Tuesday, 6 June 2006

New Blood and Motivation

Our XP team is distinctly low on developers at the moment. We're down to five from twelve earlier in the year. The backlog of stories is constantly growing as the team just doesn't have the bandwidth. The extra pressure may be partly responsible for pushing good people out of the company.

It seems that any team looses motivation without a transfusion of new blood, even though years of team experience should create a much more capable entity.

The remaining developers have all been with the company for 5+ years which creates a more cynical atmosphere than usual. New blood brings with it enthusiasm untainted by previous business mistakes, which blends well with experience gained by learning from those mistakes.

The small team size also means that we don't have variety of skills and enthusiasm. Specific jobs cannot be handled by people with a preference for that type of work, so boredom sets in.

The good news is that we're recruiting heavily now and will hopefully soon have some of the necessary claret. It's up to us to make the team successful again.

XMAME Working

Discovered that XMAME now has a parameter -grabkeyboard that fixes the problem in my last post.

When XMAME runs from MythTV, it grabs the keyboard focus, instead of leaving it on the paused MythTV interface... Hooray, I can play OutFoxies again!

Tuesday, 16 May 2006

MythTV with Fedora Core 5

Well, I've managed to get MythTV working fine with Fedora Core 5. XMAME isn't quite working in conjunction with it, because of a feature of the last version of Metacity window manager that caused the fullscreen window to not have keyboard focus. I think this is reverted in version 2.14.3 which I'm downloading right now.

Haven't yet got an iTunes server running on the box.

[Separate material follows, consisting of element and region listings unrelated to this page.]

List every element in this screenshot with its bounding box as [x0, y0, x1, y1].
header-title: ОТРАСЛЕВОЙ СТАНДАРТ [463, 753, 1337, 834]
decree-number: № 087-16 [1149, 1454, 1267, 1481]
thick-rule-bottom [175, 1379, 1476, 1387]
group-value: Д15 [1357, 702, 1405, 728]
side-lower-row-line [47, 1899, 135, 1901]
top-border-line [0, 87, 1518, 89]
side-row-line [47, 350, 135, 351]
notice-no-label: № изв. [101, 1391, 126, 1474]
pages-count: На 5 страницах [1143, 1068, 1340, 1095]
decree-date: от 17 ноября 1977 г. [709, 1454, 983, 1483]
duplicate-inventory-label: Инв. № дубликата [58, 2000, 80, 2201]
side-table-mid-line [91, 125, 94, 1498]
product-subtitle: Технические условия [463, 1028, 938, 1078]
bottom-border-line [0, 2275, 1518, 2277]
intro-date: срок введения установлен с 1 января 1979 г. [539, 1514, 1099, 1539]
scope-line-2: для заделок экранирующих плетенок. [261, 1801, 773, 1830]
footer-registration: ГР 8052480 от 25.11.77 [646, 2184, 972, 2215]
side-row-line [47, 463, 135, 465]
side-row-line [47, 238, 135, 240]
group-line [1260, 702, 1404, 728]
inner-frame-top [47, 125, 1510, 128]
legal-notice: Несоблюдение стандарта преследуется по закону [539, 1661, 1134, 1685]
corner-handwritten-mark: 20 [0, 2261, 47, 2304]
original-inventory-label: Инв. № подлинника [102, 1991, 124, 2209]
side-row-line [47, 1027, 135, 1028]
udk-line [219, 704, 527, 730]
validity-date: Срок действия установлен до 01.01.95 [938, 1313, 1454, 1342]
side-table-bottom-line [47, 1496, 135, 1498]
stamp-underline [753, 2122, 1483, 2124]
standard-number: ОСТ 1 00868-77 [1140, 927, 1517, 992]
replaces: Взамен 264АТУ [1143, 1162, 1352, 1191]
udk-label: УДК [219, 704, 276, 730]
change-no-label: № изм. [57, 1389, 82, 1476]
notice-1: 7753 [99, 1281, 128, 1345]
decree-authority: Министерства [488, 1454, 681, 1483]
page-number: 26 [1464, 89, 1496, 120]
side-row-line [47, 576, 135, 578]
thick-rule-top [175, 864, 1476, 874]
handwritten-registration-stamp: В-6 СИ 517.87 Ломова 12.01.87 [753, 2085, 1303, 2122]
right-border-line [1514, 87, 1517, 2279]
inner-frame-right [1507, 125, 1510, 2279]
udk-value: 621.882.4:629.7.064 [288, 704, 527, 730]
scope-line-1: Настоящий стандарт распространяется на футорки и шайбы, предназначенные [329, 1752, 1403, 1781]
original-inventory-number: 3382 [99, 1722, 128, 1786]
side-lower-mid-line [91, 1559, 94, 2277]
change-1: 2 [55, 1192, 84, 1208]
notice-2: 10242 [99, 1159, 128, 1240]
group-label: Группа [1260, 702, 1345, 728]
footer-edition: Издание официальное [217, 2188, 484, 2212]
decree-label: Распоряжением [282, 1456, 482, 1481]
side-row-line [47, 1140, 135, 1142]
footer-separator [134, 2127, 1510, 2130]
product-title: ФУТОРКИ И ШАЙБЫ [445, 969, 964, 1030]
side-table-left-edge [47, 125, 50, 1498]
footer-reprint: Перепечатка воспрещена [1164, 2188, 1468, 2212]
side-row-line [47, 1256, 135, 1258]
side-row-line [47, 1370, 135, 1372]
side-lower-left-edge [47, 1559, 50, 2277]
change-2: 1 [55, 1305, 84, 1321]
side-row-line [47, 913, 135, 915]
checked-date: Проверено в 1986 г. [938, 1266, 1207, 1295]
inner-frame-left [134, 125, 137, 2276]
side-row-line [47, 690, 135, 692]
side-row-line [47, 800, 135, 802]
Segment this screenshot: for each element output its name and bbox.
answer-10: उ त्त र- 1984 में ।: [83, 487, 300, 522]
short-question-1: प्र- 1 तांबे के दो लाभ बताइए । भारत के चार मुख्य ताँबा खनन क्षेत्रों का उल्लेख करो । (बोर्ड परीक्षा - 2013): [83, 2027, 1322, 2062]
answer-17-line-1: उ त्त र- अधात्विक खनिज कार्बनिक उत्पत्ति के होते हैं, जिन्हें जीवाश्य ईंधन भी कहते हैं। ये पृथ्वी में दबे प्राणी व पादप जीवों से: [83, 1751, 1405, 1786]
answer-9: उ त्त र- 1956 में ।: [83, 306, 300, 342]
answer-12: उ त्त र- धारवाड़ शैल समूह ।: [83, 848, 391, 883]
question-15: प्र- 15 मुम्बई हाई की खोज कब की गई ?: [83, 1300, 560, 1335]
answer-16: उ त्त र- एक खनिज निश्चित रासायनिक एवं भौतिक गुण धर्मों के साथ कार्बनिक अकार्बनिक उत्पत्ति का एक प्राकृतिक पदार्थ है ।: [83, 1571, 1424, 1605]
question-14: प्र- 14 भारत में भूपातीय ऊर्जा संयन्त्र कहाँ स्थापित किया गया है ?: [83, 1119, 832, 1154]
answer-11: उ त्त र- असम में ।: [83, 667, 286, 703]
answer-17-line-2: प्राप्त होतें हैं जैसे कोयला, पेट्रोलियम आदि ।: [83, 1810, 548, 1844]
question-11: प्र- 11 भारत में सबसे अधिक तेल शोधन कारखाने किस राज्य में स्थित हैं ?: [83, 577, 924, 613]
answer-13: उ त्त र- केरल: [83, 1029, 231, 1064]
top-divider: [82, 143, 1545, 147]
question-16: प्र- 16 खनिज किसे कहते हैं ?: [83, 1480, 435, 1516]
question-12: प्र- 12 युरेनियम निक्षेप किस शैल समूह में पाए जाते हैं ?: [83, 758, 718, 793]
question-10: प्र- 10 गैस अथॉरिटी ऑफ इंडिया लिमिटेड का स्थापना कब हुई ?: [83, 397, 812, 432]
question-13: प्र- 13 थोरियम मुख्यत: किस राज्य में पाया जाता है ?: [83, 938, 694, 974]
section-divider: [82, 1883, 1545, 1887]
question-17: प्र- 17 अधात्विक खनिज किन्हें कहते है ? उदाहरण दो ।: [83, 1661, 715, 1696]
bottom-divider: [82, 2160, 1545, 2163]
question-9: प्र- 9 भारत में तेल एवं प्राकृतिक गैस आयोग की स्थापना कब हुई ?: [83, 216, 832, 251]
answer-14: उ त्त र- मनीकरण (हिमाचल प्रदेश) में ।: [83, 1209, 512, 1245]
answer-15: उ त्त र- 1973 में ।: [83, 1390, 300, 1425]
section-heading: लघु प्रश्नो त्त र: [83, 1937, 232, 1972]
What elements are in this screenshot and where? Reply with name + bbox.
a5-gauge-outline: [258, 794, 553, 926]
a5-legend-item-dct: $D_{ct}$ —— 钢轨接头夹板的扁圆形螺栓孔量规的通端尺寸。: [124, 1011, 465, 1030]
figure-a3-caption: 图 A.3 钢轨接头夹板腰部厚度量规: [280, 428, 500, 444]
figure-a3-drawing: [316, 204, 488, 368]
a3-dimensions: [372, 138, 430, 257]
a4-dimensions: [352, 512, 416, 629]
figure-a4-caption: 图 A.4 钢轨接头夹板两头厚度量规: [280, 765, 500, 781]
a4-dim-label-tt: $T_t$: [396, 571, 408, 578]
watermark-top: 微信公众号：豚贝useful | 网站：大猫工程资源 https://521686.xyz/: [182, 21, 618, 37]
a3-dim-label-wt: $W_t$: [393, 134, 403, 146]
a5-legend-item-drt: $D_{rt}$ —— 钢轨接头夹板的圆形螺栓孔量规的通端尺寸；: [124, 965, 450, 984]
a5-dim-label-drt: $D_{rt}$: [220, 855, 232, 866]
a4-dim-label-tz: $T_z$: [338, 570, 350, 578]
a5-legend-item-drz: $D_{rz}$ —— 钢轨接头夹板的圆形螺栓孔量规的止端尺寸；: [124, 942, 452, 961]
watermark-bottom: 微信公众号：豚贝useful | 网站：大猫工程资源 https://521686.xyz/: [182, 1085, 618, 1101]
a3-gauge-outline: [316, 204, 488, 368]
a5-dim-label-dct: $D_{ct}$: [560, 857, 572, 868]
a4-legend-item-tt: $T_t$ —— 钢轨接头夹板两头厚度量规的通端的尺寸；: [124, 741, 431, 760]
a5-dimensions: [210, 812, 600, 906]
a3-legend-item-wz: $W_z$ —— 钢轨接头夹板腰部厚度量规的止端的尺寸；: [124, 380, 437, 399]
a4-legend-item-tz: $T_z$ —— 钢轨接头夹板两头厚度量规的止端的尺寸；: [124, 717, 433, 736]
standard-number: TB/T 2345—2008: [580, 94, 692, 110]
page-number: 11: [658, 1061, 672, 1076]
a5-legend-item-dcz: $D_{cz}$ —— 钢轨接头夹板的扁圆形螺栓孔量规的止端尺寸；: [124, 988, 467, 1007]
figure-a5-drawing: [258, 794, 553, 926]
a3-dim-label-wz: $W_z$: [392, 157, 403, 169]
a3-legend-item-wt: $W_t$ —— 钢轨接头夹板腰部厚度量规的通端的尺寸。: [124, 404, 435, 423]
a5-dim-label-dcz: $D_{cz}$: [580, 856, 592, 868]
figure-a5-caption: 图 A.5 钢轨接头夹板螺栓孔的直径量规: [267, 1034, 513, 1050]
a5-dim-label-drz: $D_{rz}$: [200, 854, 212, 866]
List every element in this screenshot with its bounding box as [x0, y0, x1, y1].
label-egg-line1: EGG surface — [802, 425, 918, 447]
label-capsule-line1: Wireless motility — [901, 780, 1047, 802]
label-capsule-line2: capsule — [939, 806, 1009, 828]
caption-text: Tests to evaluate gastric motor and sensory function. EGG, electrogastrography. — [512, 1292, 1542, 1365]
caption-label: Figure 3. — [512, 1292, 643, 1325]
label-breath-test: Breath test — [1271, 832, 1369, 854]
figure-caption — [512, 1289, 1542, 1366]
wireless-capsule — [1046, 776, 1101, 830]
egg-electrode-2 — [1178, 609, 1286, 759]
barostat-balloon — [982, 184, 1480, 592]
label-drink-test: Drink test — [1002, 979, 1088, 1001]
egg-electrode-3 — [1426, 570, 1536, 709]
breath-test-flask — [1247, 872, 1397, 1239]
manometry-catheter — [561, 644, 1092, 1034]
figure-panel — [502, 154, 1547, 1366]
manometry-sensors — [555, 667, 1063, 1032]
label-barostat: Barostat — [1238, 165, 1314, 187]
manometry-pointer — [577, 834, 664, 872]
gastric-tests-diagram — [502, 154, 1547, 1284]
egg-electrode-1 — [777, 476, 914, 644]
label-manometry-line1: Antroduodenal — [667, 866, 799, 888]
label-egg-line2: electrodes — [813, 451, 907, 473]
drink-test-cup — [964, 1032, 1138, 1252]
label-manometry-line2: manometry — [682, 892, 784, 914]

I've read about the Multi-Threaded DAAP Daemon which seems to be a better DAAP server than the one I recommended previously. I'll update my little tutorial if I start using that instead.

Fedora Core 5 seems to be pretty good. Not 100% sure about the new bubbly look, but if it continues to offend my sensibilities I really should try and create my own desktop skin. Mind you most of the time it sits quietly behind MythTV, so It's not such a big deal.

Thursday, 20 April 2006

Electric Easter

Easter Sunday started with a power cut. Unfortunately it wasn't as clean cut as that sounds - it was more a prolonged power dwindle. The lights flickered at about half voltage as I ran around the house switching off the all the computers.

The fault appeared to be just outside our neighbours' house and took most of the day for the electric company to fix. As usual we spent the time playing board games and enjoying the enforced low-tech entertainment.

The pain occurred when the power came back on (no not through electrocution). I found that my MythTV box (recently upgraded to Fedora Core 5) wouldn't boot. The fluctuating electrical supply seems to have managed to strategically uninstall large chunks of Linux. Most of Gnome desktop was missing along with the login screen and many of the installed packages.

I guess the JFS spotted the problems on the first boot and tidied itself up, as there don't appear to be any disk problems - just missing files!

Anyway, I think it's going to be easier to reinstall from scratch than to try and work out which files are missing from each installed package.

I guess that's my next weekend planned out then :(

Saturday, 15 April 2006

More Downtime

Okay, now I've done the sensible thing and put Rails into the vendor folder - after a couple of weeks of no site.

That should stop any further problems occurring thanks to my hosting company upgrading (as they should) to the latest version.

Mind you, the latest version includes the capacity to Freeze to a specific version, which should stop this sort of thing happening again.

Friday, 10 March 2006

Meet the New Boss

Our old boss is leaving the company in disgrace. Normally disgrace involves immediate absence, however we like to drag out the agony as long as contractually possible. The same seems to be happening with one of our sales team who, post-resignation is still "selling" the company's wares. Oh well, ours not to reason why!

On the positive side, we have a new chap taking over with a wider remit. At the moment he is meeting with each member of the team to get an overview of the current state of affairs.

The meetings have varied in length from an hour or so to a day and a half. This would seem to indicate some variation in either the amount of issues each person has with the company or the faith each person has that their comments will not be used in evidence against them.

From my experience, I'm inclined to believe that no one starts a new job intending anything other than to make improvements. Of course, what is an improvement from the perspective of the company is not always an improvement for the employee.

Here's to interesting times! I'm positive about the future, but not self deluding enough to believe it will be easy.

Tuesday, 28 February 2006

Back on Line

Phew! My ISP upgraded to Rails 1.0, which knocked the version of Typo I've been using for six. I probably ought to put the correct version of Rails into the vendor folder to stop it happening again.

I decided to start using the Subversion release. I normally wouldn't trust code that's non-release, but since Typo seems to be written test first, I have a lot more confidence in it's ability to stay unbroken by new code.

Anyway, after some struggle converting my old data into the new format - including trouble installing MySQL Server 4, I'm up and running again.